Three Oil Majors Have Debt Ratings Cut by Moody's on Price Routby and
Outlook for ``lower for longer'' oil prices weighs on metrics
BP rating maintained after Macondo settlement gave clarity
Three of the world’s largest energy companies had their credit ratings lowered by Moody’s Investors Service on the expectation that oil prices will stay low for longer and cause leverage concerns.
Chevron Corp. and Royal Dutch Shell Plc had their ratings reduced by one level, while Total SA’s was cut two steps, according to statements by the New York-based rating company on Friday. Chevron will generate negative cash flow amid rising debt for at least the next two years, while Shell will have elevated leverage following its acquisition of BG Group Plc, Moody’s said. Prices are expected to stay low through this year and next and continue to pressure Total’s operating cash flows and credit metrics, Moody’s said.
Oil companies big and small are having their credit ratings cut as the collapse in crude prices reduces cash flows and limits their ability to sustain debt payments. Prices in New York are down by more than 60 percent from a mid-2014 peak.
Chevron and Shell’s ratings were lowered to Aa2, the third-highest grade, from Aa1. Total’s rating was brought down to Aa3, from Aa1. BP Plc’s rating was confirmed at A2, as its credit metrics and business profile compare favorably with its major oil peers and the July 2015 settlement over the Macondo spill reduced legal uncertainties and gave clarity on its business, Moody’s said.

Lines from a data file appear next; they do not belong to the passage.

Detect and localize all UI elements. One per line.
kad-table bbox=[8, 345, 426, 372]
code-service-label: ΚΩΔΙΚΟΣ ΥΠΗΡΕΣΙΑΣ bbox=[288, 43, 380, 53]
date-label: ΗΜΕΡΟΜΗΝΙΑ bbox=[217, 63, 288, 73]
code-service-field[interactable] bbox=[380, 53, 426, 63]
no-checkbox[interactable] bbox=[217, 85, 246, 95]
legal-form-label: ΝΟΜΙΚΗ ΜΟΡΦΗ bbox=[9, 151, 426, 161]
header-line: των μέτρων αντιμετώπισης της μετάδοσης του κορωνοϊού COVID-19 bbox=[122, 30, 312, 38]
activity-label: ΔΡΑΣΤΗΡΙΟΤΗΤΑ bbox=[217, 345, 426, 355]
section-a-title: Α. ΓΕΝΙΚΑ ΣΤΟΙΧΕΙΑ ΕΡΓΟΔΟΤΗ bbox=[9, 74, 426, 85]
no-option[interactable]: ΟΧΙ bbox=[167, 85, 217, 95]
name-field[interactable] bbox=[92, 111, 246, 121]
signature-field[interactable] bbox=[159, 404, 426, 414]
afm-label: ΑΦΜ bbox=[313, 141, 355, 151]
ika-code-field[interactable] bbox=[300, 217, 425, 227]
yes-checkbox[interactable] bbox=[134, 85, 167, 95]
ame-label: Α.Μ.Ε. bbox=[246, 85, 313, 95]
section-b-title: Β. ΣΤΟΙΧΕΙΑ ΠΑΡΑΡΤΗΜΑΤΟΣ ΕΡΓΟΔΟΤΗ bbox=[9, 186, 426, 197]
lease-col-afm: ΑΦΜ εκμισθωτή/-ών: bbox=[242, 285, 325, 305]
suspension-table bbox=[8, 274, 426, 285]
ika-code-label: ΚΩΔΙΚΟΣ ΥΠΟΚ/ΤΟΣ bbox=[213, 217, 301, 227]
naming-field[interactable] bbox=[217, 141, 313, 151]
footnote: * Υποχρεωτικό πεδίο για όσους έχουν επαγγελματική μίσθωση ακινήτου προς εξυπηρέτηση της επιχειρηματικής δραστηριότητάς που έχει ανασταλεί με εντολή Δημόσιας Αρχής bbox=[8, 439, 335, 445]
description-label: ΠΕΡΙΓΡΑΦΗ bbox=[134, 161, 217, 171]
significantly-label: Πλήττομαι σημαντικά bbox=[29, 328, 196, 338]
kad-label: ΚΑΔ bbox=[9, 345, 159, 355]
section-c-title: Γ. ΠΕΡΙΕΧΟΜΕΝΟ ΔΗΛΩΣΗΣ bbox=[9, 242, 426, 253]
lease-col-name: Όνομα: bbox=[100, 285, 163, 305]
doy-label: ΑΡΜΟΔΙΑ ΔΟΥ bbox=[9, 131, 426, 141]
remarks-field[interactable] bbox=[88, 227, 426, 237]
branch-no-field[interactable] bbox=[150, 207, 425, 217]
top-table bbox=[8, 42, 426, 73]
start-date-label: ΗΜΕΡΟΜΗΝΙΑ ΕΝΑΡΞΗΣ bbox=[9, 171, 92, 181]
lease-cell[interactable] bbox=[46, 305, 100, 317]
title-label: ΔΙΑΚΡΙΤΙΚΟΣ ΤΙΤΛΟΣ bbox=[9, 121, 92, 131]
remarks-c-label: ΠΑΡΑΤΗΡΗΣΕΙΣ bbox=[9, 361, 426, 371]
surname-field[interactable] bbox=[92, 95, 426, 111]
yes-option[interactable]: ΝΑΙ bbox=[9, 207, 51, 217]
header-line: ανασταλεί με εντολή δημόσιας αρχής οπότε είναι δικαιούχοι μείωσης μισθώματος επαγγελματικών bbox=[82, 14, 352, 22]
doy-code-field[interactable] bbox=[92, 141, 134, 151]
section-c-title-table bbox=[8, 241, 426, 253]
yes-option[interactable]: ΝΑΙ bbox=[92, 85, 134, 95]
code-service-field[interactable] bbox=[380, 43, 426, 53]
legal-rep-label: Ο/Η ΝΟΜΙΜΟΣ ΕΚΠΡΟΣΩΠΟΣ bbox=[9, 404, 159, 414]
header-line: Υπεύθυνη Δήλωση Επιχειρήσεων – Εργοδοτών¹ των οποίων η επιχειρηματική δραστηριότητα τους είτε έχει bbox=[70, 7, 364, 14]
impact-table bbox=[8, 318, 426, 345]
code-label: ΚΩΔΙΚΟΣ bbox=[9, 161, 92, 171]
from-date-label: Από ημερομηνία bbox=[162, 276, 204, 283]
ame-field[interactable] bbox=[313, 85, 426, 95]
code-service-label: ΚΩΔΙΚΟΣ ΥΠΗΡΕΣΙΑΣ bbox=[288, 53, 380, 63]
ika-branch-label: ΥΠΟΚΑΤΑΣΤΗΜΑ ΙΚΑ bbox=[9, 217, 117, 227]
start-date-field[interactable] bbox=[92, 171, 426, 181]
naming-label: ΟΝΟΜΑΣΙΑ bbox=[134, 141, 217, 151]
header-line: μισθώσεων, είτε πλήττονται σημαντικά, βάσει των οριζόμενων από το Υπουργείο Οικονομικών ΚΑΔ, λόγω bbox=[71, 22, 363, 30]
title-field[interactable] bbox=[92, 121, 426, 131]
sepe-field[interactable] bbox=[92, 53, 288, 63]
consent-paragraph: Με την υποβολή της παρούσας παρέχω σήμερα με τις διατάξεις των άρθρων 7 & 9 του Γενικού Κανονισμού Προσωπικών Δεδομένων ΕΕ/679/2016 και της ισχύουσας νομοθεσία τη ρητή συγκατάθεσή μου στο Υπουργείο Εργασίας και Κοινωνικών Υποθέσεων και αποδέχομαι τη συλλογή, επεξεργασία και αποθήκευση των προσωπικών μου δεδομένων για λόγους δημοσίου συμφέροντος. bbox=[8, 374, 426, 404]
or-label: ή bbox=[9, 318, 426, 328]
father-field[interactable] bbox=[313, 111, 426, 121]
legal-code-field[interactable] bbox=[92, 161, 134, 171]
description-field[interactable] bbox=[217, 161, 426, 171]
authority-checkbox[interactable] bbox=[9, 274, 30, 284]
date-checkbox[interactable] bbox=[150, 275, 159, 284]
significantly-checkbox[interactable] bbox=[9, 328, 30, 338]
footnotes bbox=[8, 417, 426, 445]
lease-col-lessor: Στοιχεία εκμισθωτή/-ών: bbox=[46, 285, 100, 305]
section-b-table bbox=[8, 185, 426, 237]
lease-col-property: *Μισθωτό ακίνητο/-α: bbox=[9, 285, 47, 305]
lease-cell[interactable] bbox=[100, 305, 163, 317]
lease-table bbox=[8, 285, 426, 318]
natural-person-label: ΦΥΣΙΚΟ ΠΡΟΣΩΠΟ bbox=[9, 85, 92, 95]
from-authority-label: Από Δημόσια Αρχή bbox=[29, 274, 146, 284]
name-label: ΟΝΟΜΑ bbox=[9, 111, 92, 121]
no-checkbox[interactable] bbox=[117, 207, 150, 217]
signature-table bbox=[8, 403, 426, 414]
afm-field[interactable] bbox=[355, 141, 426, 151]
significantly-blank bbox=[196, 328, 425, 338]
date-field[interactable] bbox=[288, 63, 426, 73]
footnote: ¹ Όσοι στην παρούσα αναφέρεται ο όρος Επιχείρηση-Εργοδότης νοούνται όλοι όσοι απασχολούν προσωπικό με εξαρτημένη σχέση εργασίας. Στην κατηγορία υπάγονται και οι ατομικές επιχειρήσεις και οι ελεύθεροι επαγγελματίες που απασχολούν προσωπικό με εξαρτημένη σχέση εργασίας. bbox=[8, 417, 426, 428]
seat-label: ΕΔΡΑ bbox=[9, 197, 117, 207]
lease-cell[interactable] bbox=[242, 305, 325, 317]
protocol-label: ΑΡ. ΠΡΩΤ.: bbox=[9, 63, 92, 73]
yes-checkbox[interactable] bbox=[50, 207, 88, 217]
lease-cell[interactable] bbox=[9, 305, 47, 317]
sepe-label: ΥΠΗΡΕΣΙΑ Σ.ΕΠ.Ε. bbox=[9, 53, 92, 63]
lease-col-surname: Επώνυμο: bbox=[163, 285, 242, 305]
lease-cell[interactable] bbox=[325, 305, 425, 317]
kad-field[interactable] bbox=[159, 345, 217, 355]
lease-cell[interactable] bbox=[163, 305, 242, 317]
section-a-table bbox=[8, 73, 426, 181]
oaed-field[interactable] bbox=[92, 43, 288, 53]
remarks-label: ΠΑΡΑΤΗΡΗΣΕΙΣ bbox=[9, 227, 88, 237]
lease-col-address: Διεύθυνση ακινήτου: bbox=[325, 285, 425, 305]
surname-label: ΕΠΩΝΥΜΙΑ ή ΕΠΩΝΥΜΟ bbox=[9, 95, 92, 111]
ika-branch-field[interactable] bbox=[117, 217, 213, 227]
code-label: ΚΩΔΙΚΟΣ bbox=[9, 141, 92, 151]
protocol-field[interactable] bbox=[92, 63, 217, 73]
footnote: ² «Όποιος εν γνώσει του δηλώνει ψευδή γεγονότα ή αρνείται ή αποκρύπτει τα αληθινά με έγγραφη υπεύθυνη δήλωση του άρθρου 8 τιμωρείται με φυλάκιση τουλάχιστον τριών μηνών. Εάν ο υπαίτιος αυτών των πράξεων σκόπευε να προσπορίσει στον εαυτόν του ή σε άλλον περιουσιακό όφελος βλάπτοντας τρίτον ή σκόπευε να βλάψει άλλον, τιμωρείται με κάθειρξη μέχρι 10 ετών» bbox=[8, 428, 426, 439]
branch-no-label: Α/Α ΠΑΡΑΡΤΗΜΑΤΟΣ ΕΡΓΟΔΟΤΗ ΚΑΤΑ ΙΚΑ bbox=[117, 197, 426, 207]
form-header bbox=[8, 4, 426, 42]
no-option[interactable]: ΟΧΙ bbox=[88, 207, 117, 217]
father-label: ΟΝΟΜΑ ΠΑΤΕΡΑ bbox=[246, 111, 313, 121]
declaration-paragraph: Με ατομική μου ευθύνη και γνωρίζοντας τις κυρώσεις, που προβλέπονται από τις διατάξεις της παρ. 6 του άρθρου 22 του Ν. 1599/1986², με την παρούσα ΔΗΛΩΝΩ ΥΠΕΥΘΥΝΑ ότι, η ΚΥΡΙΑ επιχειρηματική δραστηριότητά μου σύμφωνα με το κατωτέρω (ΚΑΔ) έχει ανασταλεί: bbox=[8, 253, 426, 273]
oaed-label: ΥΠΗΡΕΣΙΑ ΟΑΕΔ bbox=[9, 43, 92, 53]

The actions conclude reviews started in January and February by Moody’s, which expects that global oil prices will remain weak over the medium term. The world is “awash in oil” and high inventories and production are declining slowly, Moody’s analysts led by Terry Marshall said in a March 30 report. If U.S. crude rises above $50 a barrel, investment by lower-cost, short-cycle producers will undercut the effort by Organization of Petroleum Exporting Countries to bring down the global glut, the analysts said.